Fare running o ginnastica all’aperto, leggere un libro (come fanno i francesi), fare un pic nic (moda più inglese) o prendere il sole (all’italiana). Il verde in città è ovunque teatro di attività molteplici, ultimamente a mettere d’accordo molti (se non tutti) c’è l’Urban walking.
La filosofia che spinge a riappropriarsi della propria città, soprattutto nel fine settimana evitando affannosi spostamenti verso mete sulla costa o in vetta, passa sempre più per passeggiate urbane che attraversano parchi e giardini dalla periferia al centro, evitando asfalto e traffico.
Andreas Kipar, architetto tedesco in Italia dal 1984, ha fatto del verde urbano la propria bandiera. Esperto di pianificazione e progettazione paesaggistica - il suo studio si chiama Land -, è stato impegnato nei progetti di Porta Nuova e del Parco Portello a Milano e sta disegnando il futuro parco nell’ambito del progetto di Lendlease per l’area Expo. Kipar ci ha accompagnati in una passeggiata urbana a Milano (replicabile in altre città), in un assolato sabato mattina di tarda primavera. Dal quartiere QT8 alla Triennale si snoda un percorso verde di circa sei chilometri (poco più di tre ore di camminata senza soste), da affrontare allenando l’occhio allo stupore di intravedere la skyline di Milano oltre una siepe e come sfondo alla chioma degli alberi. Un modo di godere spazi per tutti, lungo una traiettoria che unisce grandi parchi e piccoli giardini fino al cuore del capoluogo lombardo. Affrontando il percorso in un modo nuovo, con gli occhi di chi riesce a leggere la città e la sua architettura. «Questa modalità di camminare nel verde permette di ritrovare la permeabilità e la continuità dei centri urbani e di scoprire quanto di rustico è rimasto tra torri e grattacieli» dice Kipar.

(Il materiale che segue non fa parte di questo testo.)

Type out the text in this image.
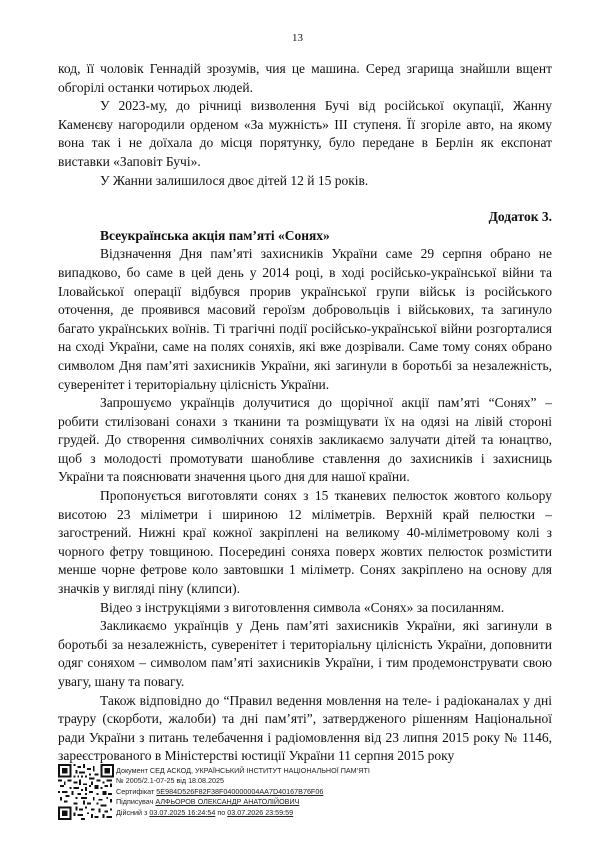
13

код, її чоловік Геннадій зрозумів, чия це машина. Серед згарища знайшли вщент обгорілі останки чотирьох людей.

У 2023-му, до річниці визволення Бучі від російської окупації, Жанну Каменєву нагородили орденом «За мужність» ІІІ ступеня. Її згоріле авто, на якому вона так і не доїхала до місця порятунку, було передане в Берлін як експонат виставки «Заповіт Бучі».

У Жанни залишилося двоє дітей 12 й 15 років.

Додаток 3.

Всеукраїнська акція пам’яті «Сонях»

Відзначення Дня пам’яті захисників України саме 29 серпня обрано не випадково, бо саме в цей день у 2014 році, в ході російсько-української війни та Іловайської операції відбувся прорив української групи військ із російського оточення, де проявився масовий героїзм добровольців і військових, та загинуло багато українських воїнів. Ті трагічні події російсько-української війни розгорталися на сході України, саме на полях соняхів, які вже дозрівали. Саме тому сонях обрано символом Дня пам’яті захисників України, які загинули в боротьбі за незалежність, суверенітет і територіальну цілісність України.

Запрошуємо українців долучитися до щорічної акції пам’яті “Сонях” – робити стилізовані сонахи з тканини та розміщувати їх на одязі на лівій стороні грудей. До створення символічних соняхів закликаємо залучати дітей та юнацтво, щоб з молодості промотувати шанобливе ставлення до захисників і захисниць України та пояснювати значення цього дня для нашої країни.

Пропонується виготовляти сонях з 15 тканевих пелюсток жовтого кольору висотою 23 міліметри і шириною 12 міліметрів. Верхній край пелюстки – загострений. Нижні краї кожної закріплені на великому 40-міліметровому колі з чорного фетру товщиною. Посередині соняха поверх жовтих пелюсток розмістити менше чорне фетрове коло завтовшки 1 міліметр. Сонях закріплено на основу для значків у вигляді піну (клипси).

Відео з інструкціями з виготовлення символа «Сонях» за посиланням.

Закликаємо українців у День пам’яті захисників України, які загинули в боротьбі за незалежність, суверенітет і територіальну цілісність України, доповнити одяг соняхом – символом пам’яті захисників України, і тим продемонструвати свою увагу, шану та повагу.

Також відповідно до “Правил ведення мовлення на теле- і радіоканалах у дні трауру (скорботи, жалоби) та дні пам’яті”, затвердженого рішенням Національної ради України з питань телебачення і радіомовлення від 23 липня 2015 року № 1146, зареєстрованого в Міністерстві юстиції України 11 серпня 2015 року

Документ СЕД АСКОД, УКРАЇНСЬКИЙ ІНСТИТУТ НАЦІОНАЛЬНОЇ ПАМ’ЯТІ
№ 2005/2.1-07-25 від 18.08.2025
Сертифікат 5E984D526F82F38F040000004AA7D40167B76F06
Підписувач АЛФЬОРОВ ОЛЕКСАНДР АНАТОЛІЙОВИЧ
Дійсний з 03.07.2025 16:24:54 по 03.07.2026 23:59:59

Dall’unica sosta del cammino, una panchina del Monte Stella (parco dedicato alla moglie dall’architetto Piero Bottoni che del QT8 fu l’artefice nel primo dopoguerra) come in un quadro appaiono la WJC Tower al Portello, Parco Vittoria e Casa Milan. «Siamo a metà strada tra centro e area Expo - continua l’architetto -, stiamo lavorando per realizzare una strada verde che unisca i due estremi». Passando al Parco Portello, nato sull’ex area Alfa Romeo, una montagnetta a spirale offre la vista sulla città nuova e i rumori del traffico scompaiono grazie a una parete verde che ripara dalle arterie stradali che arrivano dall’autostrada dei Laghi. Da dietro le siepi la città è un luogo lontano, ritrovato appena si inizia la discesa verso il ponte che attraversa il cavalcavia della Ghisolfa. «Non bisogna forzare i cambiamenti - dice Kipar -, ma questo cavalcavia un domani potrebbe essere la High Line Park milanese, sulla scorta di quella di New York. La strada è segnata».
Il verde permette di inventare una narrazione del vivere urbano. L’occhio allenato alla scoperta nota allora la traiettoria volutamente lasciata libera per vedere da qui la Unicredit tower di piazza Gae Aulenti a Porta Nuova. «A livello architettonico si sceglie sempre più di lavorare su diagonali che lascino libera la vista fino all’orizzonte» dice Kipar.
Resta da ricucire la desolante piazza intitolata all’architetto Gino Valle, autore tra l’altro della sede di Deutsche Bank alla Bicocca. Il vasto spazio – nel quale spicca l’installazione di Emilio Isgrò nata da un brano tratto dal libro “Il ponte della Ghisolfa” di Giovanni Testori – ben potrebbe collegarsi al giardino pensile al primo piano di FieramilanoCity, disegnato a suo tempo da Mario Benini proprio per essere un passaggio verde aperto al pubblico che oggi arriverebbe al parco di Citylife.
Da qui si passa al parco Massena, meno conosciuto, dove negli anni Cinquanta arrivavano i treni degli operai pendolari da fuori Milano. Un ultimo passo e siamo alla Triennale e a parco Sempione.
L’Urban walking è benessere e riscoperta dei luoghi della memoria, architettura e cultura per chi sceglie di conoscere la propria città nei dettagli. Con lentezza e curiosità.